Cuevas del Valle (Ávila) (EFE).- The Secretary of State for Democratic Memory, Fernando Martínez López, considers that, following the current rate of exhumations, the mass graves that still exist in Spain could disappear in a little more than one legislature.
Martínez López made these statements to journalists this Saturday, minutes before attending the Cuevas del Valle City Hall (Ávila) at the act of handing over to their relatives the remains of Marcela Castelo Blázquez, Eladio Fernández González and Segundo González Rodríguez, murdered in October 1936.
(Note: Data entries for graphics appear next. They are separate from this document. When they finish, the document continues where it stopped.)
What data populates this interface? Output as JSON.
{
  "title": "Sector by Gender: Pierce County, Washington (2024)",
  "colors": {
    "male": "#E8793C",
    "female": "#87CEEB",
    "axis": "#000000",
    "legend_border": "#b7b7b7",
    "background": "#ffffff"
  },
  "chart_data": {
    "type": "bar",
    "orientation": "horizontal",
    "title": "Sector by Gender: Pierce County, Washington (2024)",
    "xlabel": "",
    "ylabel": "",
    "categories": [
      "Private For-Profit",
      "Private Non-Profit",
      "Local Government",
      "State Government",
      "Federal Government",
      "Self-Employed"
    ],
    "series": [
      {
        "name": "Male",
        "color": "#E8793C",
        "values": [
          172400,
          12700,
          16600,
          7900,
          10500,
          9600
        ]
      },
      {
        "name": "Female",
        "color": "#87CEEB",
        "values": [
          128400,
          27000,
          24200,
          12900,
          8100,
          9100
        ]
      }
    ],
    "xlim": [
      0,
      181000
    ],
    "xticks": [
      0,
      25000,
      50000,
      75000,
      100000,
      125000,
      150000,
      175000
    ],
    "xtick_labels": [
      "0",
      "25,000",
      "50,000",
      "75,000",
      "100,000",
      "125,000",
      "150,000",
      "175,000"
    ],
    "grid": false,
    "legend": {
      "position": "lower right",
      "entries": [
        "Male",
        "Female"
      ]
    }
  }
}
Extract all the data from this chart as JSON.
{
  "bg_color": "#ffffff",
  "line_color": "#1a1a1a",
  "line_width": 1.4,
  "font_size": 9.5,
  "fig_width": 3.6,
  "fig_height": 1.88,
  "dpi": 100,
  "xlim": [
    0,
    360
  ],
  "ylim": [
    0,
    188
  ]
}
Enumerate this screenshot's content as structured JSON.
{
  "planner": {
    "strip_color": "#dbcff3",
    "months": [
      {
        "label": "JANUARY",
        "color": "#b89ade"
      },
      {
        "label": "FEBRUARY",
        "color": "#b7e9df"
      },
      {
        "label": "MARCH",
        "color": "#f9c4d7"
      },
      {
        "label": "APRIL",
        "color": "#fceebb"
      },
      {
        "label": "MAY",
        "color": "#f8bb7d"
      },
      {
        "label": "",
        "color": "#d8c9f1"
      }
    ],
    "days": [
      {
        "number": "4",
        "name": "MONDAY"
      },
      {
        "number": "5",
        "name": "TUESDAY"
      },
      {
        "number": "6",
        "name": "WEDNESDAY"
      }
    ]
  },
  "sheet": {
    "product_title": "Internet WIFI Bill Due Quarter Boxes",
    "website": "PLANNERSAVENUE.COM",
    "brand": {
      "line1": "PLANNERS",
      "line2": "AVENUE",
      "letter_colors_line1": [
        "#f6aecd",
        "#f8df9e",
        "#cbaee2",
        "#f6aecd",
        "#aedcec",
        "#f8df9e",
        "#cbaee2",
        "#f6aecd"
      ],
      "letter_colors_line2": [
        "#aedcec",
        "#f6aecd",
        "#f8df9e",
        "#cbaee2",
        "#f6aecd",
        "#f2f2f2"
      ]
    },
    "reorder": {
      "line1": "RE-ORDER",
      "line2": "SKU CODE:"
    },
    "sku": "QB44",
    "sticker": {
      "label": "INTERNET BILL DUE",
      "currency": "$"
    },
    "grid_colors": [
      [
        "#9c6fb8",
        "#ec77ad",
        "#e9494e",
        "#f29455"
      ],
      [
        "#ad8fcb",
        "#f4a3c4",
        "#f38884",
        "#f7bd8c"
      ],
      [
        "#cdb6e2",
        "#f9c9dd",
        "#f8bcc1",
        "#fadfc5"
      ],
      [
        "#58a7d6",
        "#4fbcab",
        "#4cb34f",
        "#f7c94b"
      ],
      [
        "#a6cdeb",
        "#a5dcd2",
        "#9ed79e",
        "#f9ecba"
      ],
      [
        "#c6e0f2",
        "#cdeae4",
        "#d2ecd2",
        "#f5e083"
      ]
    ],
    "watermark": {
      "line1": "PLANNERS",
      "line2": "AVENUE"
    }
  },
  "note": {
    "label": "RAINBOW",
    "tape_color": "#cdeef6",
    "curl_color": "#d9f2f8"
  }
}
In this context, the Secretary of State has explained that “among the priority tasks” of his department is the fact that “there are no mass graves in Spain.”
In this regard, he has indicated that there are currently around 20,000 corpses that remain in the ditches, so that “due to the rhythm of the Four-Year Plan for Graves developed by the Secretary of State for Democratic Memory, in a legislature or legislature and a half they could disappear mass graves in Spain”.
According to their data, they are currently working on 513 graves in Spain, after finishing work on “Pico Reja”, in the San Fernando cemetery in Seville, where 1,786 bodies have been exhumed.
As Fernando Martínez López has pointed out, “one of the priority tasks of the Government” consists of ending the mass graves that still exist in Spain, as in his opinion is highlighted by the fact that more than 50 percent of the budget of the Secretary of State is intended for this purpose.